Research Article: Phosphate-containing dialysis solution prevents hypophosphatemia during continuous renal replacement therapy

Date Published: January , 2011

Publisher: Blackwell Publishing Ltd



Hypophosphatemia occurs in up to 80% of the patients during continuous renal replacement therapy (CRRT). Phosphate supplementation is time-consuming and the phosphate level might be dangerously low before normophosphatemia is re-established. This study evaluated the possibility to prevent hypophosphatemia during CRRT treatment by using a new commercially available phosphate-containing dialysis fluid.

Forty-two heterogeneous intensive care unit patients, admitted between January 2007 and July 2008, undergoing hemodiafiltration, were treated with a new Gambro dialysis solution with 1.2 mM phosphate (Phoxilium) or with standard medical treatment (Hemosol B0).

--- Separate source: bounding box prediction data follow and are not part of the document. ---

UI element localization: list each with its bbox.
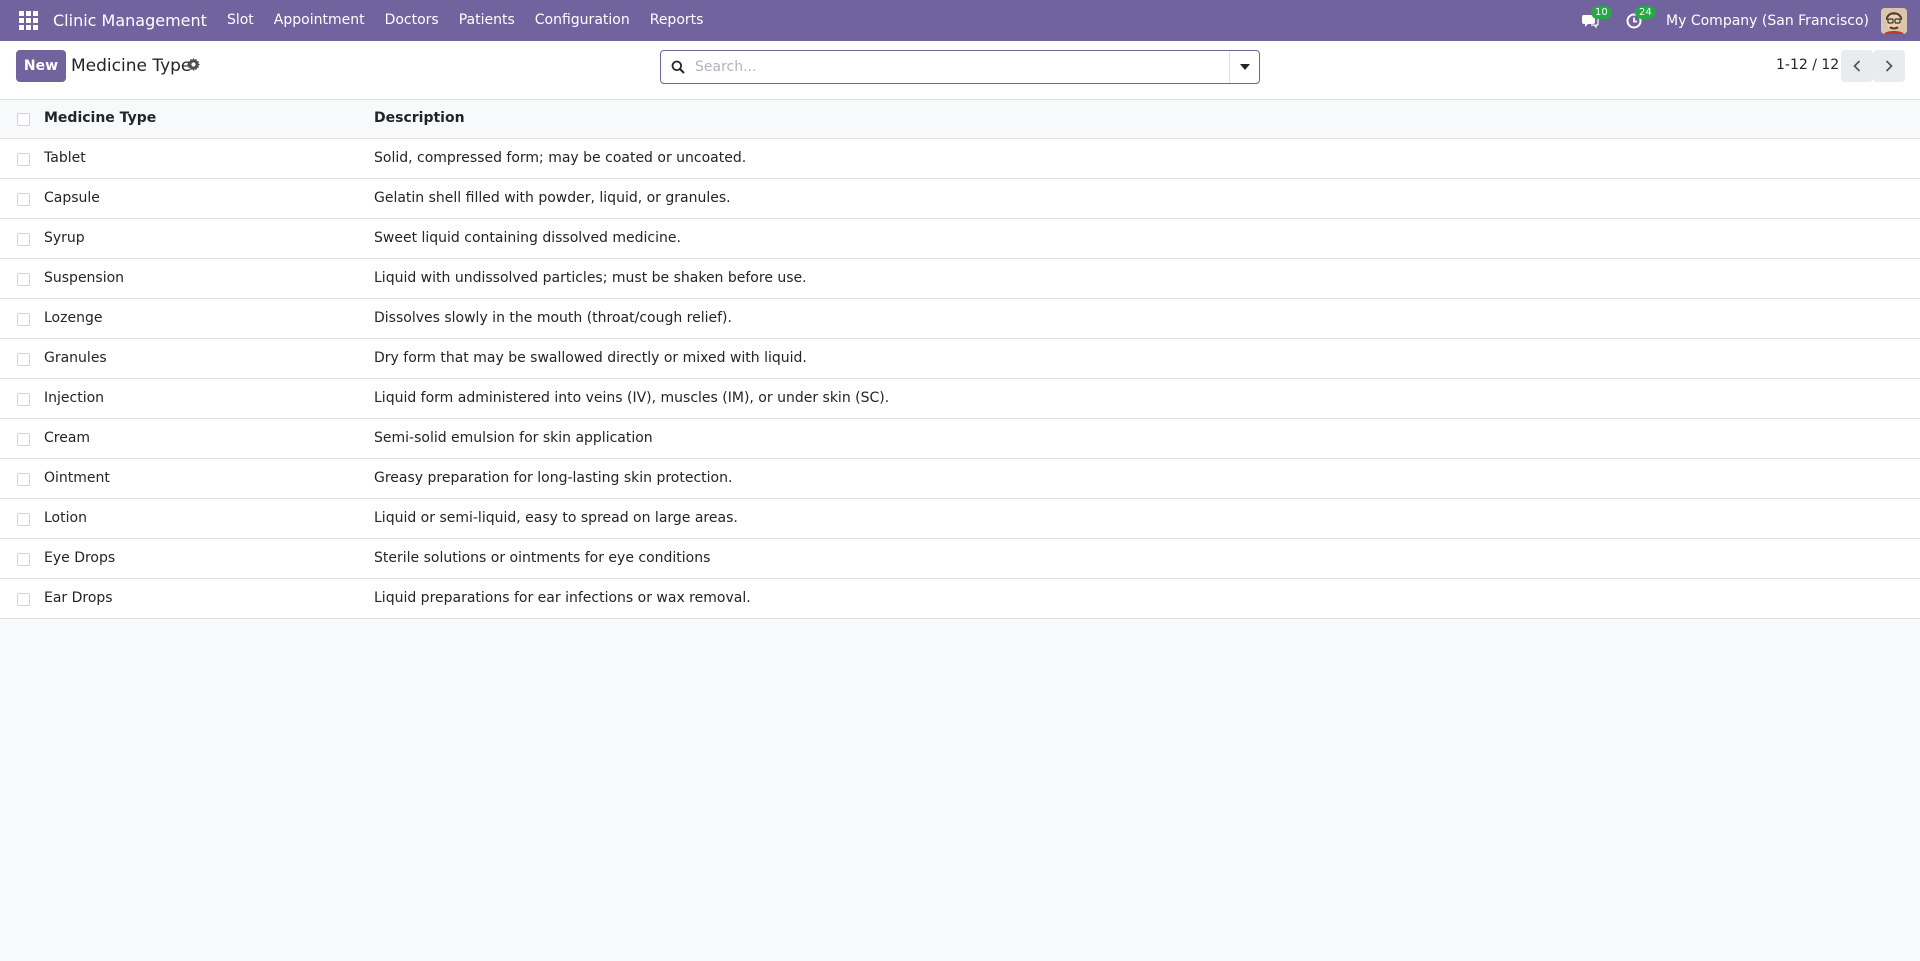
cell-medicine-type: Injection [44,390,105,406]
row-checkbox[interactable] [17,233,30,246]
row-checkbox[interactable] [17,353,30,366]
row-checkbox[interactable] [17,513,30,526]
table-row[interactable]: Ointment Greasy preparation for long-las… [0,459,1920,499]
table-row[interactable]: Granules Dry form that may be swallowed … [0,339,1920,379]
cell-description: Sweet liquid containing dissolved medici… [374,230,681,246]
cell-medicine-type: Ointment [44,470,110,486]
row-checkbox[interactable] [17,313,30,326]
pager-previous-button[interactable] [1841,50,1873,82]
systray: 10 24 My Company (San Francisco) [1572,0,1920,41]
cell-medicine-type: Eye Drops [44,550,116,566]
cell-description: Liquid with undissolved particles; must … [374,270,807,286]
menu-item-doctors[interactable]: Doctors [375,0,449,41]
cell-description: Liquid or semi-liquid, easy to spread on… [374,510,738,526]
search-icon [661,60,695,74]
pager-value[interactable]: 1-12 / 12 [1776,57,1839,73]
chevron-right-icon [1885,60,1893,72]
table-header: Medicine Type Description [0,100,1920,139]
row-checkbox[interactable] [17,153,30,166]
table-row[interactable]: Ear Drops Liquid preparations for ear in… [0,579,1920,619]
app-brand[interactable]: Clinic Management [47,11,215,30]
row-checkbox[interactable] [17,193,30,206]
cell-description: Dry form that may be swallowed directly … [374,350,807,366]
row-checkbox[interactable] [17,553,30,566]
user-avatar[interactable] [1881,7,1907,34]
row-checkbox[interactable] [17,273,30,286]
cell-medicine-type: Capsule [44,190,100,206]
row-checkbox[interactable] [17,393,30,406]
avatar-icon [1881,7,1907,34]
menu-item-configuration[interactable]: Configuration [525,0,640,41]
table-row[interactable]: Capsule Gelatin shell filled with powder… [0,179,1920,219]
pager-next-button[interactable] [1873,50,1905,82]
search-input[interactable] [695,52,1229,82]
messages-button[interactable]: 10 [1572,0,1612,41]
select-all-checkbox[interactable] [17,113,30,126]
menu-item-reports[interactable]: Reports [640,0,714,41]
row-checkbox[interactable] [17,593,30,606]
caret-down-icon [1239,64,1250,70]
cell-medicine-type: Lotion [44,510,87,526]
menu-item-patients[interactable]: Patients [449,0,525,41]
cell-medicine-type: Syrup [44,230,85,246]
table-row[interactable]: Lozenge Dissolves slowly in the mouth (t… [0,299,1920,339]
cell-description: Greasy preparation for long-lasting skin… [374,470,733,486]
table-row[interactable]: Injection Liquid form administered into … [0,379,1920,419]
cell-medicine-type: Suspension [44,270,125,286]
medicine-type-list: Medicine Type Description Tablet Solid, … [0,100,1920,619]
top-menu: Slot Appointment Doctors Patients Config… [217,0,713,41]
menu-item-slot[interactable]: Slot [217,0,264,41]
column-header-medicine-type[interactable]: Medicine Type [44,110,156,126]
cell-description: Sterile solutions or ointments for eye c… [374,550,711,566]
table-row[interactable]: Tablet Solid, compressed form; may be co… [0,139,1920,179]
column-header-description[interactable]: Description [374,110,465,126]
row-checkbox[interactable] [17,433,30,446]
gear-icon[interactable] [187,58,200,75]
table-row[interactable]: Lotion Liquid or semi-liquid, easy to sp… [0,499,1920,539]
chevron-left-icon [1853,60,1861,72]
cell-description: Dissolves slowly in the mouth (throat/co… [374,310,732,326]
main-navbar: Clinic Management Slot Appointment Docto… [0,0,1920,41]
cell-description: Solid, compressed form; may be coated or… [374,150,747,166]
cell-description: Liquid form administered into veins (IV)… [374,390,890,406]
search-options-toggle[interactable] [1229,51,1259,83]
cell-description: Gelatin shell filled with powder, liquid… [374,190,731,206]
table-row[interactable]: Cream Semi-solid emulsion for skin appli… [0,419,1920,459]
row-checkbox[interactable] [17,473,30,486]
control-panel: New Medicine Type 1-12 / 12 [0,41,1920,100]
table-row[interactable]: Eye Drops Sterile solutions or ointments… [0,539,1920,579]
menu-item-appointment[interactable]: Appointment [264,0,375,41]
apps-grid-icon[interactable] [15,8,41,34]
table-row[interactable]: Syrup Sweet liquid containing dissolved … [0,219,1920,259]
cell-medicine-type: Lozenge [44,310,103,326]
cell-medicine-type: Ear Drops [44,590,113,606]
activities-button[interactable]: 24 [1616,0,1656,41]
cell-medicine-type: Tablet [44,150,86,166]
new-button[interactable]: New [16,50,66,82]
messages-count-badge: 10 [1591,6,1612,19]
activities-count-badge: 24 [1635,6,1656,19]
cell-medicine-type: Granules [44,350,107,366]
cell-description: Liquid preparations for ear infections o… [374,590,751,606]
company-switcher[interactable]: My Company (San Francisco) [1666,13,1869,29]
cell-description: Semi-solid emulsion for skin application [374,430,653,446]
page-title: Medicine Type [71,56,192,76]
table-row[interactable]: Suspension Liquid with undissolved parti… [0,259,1920,299]
search-bar [660,50,1260,84]
cell-medicine-type: Cream [44,430,91,446]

The patients were divided into three groups: group 1 (n=14) receiving standard medical treatment and intravenous phosphate supplementation as required, group 2 (n=14) receiving the phosphate solution as dialysate solution and Hemosol B0 as replacement solution and group 3 (n=14) receiving the phosphate-containing solution as both dialysate and replacement solutions.

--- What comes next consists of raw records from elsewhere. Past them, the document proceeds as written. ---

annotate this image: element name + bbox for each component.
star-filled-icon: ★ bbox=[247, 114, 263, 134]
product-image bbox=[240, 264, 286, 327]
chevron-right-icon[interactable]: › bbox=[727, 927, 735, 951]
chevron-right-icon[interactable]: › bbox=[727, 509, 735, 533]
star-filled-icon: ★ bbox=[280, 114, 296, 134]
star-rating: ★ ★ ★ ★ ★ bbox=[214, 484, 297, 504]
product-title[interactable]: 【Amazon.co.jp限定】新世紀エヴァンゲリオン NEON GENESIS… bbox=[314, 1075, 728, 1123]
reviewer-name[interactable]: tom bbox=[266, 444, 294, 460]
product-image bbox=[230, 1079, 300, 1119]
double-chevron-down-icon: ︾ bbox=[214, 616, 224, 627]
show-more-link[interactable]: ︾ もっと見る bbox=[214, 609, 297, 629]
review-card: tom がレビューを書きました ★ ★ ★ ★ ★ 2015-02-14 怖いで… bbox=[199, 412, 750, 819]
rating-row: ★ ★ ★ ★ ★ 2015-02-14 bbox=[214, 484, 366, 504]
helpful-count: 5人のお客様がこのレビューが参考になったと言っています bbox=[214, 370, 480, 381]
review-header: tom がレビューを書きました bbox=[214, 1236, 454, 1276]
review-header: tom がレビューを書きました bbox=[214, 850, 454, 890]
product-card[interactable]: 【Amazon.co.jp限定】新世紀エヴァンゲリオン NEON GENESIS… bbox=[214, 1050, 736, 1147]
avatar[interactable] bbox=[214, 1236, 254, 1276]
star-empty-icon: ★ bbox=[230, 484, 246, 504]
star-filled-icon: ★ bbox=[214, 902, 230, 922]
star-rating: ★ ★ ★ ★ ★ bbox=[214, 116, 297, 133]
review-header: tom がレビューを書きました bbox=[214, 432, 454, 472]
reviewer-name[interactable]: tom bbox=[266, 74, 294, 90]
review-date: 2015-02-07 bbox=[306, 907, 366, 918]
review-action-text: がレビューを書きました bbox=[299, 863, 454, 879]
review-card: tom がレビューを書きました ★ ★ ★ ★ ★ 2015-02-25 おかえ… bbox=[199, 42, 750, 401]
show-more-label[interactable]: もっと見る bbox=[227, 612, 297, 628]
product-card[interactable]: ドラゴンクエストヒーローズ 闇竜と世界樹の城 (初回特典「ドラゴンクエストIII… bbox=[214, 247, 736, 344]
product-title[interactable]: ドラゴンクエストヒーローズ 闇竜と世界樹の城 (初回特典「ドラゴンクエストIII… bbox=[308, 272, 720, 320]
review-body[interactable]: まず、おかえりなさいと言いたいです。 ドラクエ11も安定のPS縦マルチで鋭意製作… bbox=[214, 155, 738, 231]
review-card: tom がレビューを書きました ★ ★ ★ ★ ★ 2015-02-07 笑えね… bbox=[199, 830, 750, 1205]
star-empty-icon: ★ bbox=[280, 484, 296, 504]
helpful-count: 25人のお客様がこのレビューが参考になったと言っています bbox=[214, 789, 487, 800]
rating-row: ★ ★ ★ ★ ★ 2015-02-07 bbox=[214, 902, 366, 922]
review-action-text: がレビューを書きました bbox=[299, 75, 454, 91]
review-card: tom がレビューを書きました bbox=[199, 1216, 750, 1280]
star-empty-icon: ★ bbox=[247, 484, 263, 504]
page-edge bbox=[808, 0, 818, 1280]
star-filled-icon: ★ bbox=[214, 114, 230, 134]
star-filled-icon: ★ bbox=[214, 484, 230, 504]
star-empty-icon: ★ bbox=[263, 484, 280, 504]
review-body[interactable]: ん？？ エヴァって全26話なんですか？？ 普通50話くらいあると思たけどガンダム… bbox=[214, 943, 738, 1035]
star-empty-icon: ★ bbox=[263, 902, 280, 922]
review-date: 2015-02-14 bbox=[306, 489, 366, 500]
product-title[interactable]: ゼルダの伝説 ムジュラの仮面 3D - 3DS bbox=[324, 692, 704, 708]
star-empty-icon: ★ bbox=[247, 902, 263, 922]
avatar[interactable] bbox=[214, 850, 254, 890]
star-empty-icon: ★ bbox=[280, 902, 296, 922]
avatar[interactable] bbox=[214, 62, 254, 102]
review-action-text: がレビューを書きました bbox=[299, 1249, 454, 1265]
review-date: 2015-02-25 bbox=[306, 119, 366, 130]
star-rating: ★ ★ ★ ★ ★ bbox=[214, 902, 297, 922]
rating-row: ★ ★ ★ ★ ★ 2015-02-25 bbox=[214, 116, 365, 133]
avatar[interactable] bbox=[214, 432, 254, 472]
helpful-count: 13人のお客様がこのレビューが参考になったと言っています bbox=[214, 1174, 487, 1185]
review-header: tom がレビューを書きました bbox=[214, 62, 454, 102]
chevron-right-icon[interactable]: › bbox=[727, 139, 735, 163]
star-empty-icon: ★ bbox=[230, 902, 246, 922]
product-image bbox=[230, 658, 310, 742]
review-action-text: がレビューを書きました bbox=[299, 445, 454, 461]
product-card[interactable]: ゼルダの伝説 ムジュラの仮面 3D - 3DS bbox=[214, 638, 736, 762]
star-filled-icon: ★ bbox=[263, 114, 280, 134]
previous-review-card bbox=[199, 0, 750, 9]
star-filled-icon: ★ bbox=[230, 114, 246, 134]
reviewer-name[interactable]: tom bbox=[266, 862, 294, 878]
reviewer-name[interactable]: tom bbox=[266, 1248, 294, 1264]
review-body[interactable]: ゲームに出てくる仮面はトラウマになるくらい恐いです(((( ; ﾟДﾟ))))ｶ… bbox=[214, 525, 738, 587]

Standard medical treatment resulted in hypophosphatemia in 11 of 14 of the patients (group 1) compared with five of 14 in the patients receiving phosphate solution as the dialysate solution and Hemosol B0 as the replacement solution (group 2). Patients treated with the phosphate-containing dialysis solution (group 3) experienced stable serum phosphate levels throughout the study. Potassium, ionized calcium, magnesium, pH, pCO2 and bicarbonate remained unchanged throughout the study.

The new phosphate-containing replacement and dialysis solution reduces the variability of serum phosphate levels during CRRT and eliminates the incidence of hypophosphatemia.

Partial Text

Main diagnoses leading to intensive care of the study groups, baseline characteristics, timing of initiation of CRRT, ultrafiltration rate, duration of the CRRT and anticoagulation were statistically similar between the three groups (Tables 2 and 3).

This study demonstrates that the new phosphate-containing dialysis solution is safe, reduces the variability of serum phosphate levels during CRRT and reduces the incidence of hypophosphatemia.